Do we know from profiling that the allocation of text runs is such a critical element that it's worth these convolutions? I'm curious what would happen if we simply allocated the textRun's mText and mCharacterGlyphs members as separate arrays.

If that's too expensive, perhaps we should at least allocate the storage for the gfxTextRun as an array of PRUint64, to ensure its alignment.

Comment 15

[Robert O'Callahan (:roc) (email my personal email if necessary)]

That patch is all wrong because of the subclass in nsTextFrameThebes, which I had not thought about.

You're right about the alignment too, although that's easily fixed.

It's not so much that it saves time, it also saves space and guarantees better page locality for text, and it *was* quite simple.

Comment 16

[R45C4L]

And yeah I forgot to mention that Frefox 3.0.15 which i have tested on Linux (BT-4 Final) using KDE 3.5.10 is also vulnerable for the DoS. I am not sure if this has been reported earlier or not. 

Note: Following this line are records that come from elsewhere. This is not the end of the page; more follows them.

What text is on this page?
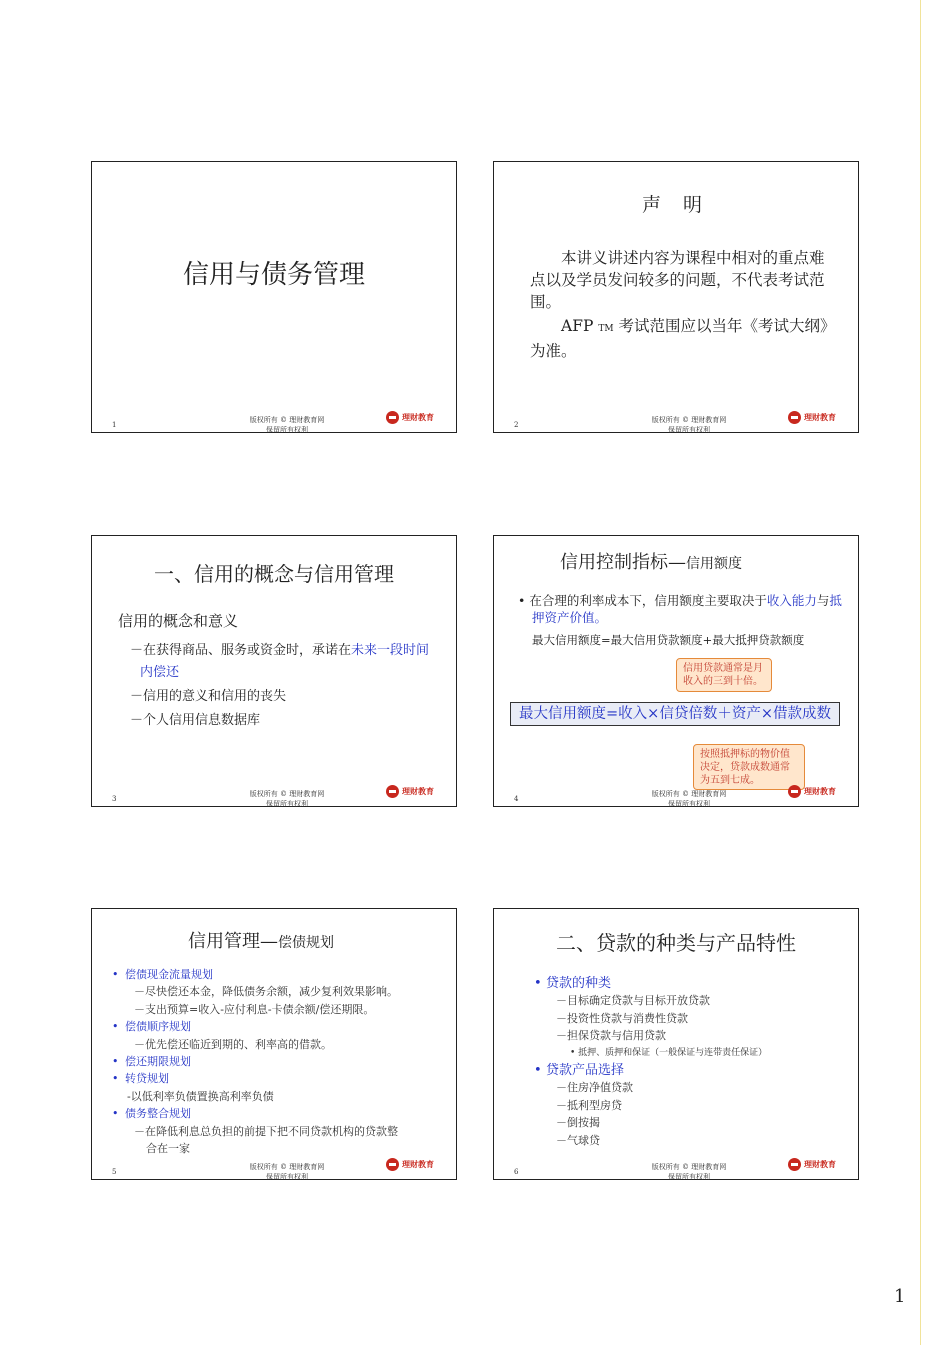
信用与债务管理
1
版权所有 © 理财教育网
保留所有权利
理财教育
声 明

本讲义讲述内容为课程中相对的重点难点以及学员发问较多的问题，不代表考试范围。

AFP TM 考试范围应以当年《考试大纲》为准。

2
版权所有 © 理财教育网
保留所有权利
理财教育
一、信用的概念与信用管理
信用的概念和意义
－在获得商品、服务或资金时，承诺在未来一段时间内偿还
－信用的意义和信用的丧失
－个人信用信息数据库
3
版权所有 © 理财教育网
保留所有权利
理财教育
信用控制指标—信用额度
• 在合理的利率成本下，信用额度主要取决于收入能力与抵押资产价值。
最大信用额度=最大信用贷款额度+最大抵押贷款额度
信用贷款通常是月收入的三到十倍。
最大信用额度=收入×信贷倍数＋资产×借款成数
按照抵押标的物价值决定，贷款成数通常为五到七成。
4
版权所有 © 理财教育网
保留所有权利
理财教育
信用管理—偿债规划
• 偿债现金流量规划
－尽快偿还本金，降低债务余额，减少复利效果影响。
－支出预算=收入-应付利息-卡债余额/偿还期限。
• 偿债顺序规划
－优先偿还临近到期的、利率高的借款。
• 偿还期限规划
• 转贷规划
-以低利率负债置换高利率负债
• 债务整合规划
－在降低利息总负担的前提下把不同贷款机构的贷款整
合在一家
5
版权所有 © 理财教育网
保留所有权利
理财教育
二、贷款的种类与产品特性
• 贷款的种类
－目标确定贷款与目标开放贷款
－投资性贷款与消费性贷款
－担保贷款与信用贷款
• 抵押、质押和保证（一般保证与连带责任保证）
• 贷款产品选择
－住房净值贷款
－抵利型房贷
－倒按揭
－气球贷
6
版权所有 © 理财教育网
保留所有权利
理财教育
1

POC : http://www.hack0wn.com/view.php?xroot=493.0&cat=exploits

Comment 17

[Jonathan Kew [:jfkthame]]

Attachment: alternative fix

Here's a suggestion for an alternative approach; this preallocates a separate array for the glyph data, and tacks on the private copy of text (if needed), and then passes this in to the constructor; this allows us to check for allocation failure without having to throw an exception from the actual textrun constructor.

Comment 18

[Jonathan Kew [:jfkthame]]

pushed: http://hg.mozilla.org/mozilla-central/rev/7e98f672904c

Comment 19

[Daniel Veditz [:dveditz]]

Is this worth landing on the old branches? Or is there little point if it's just moving the eventual OOM crashes around?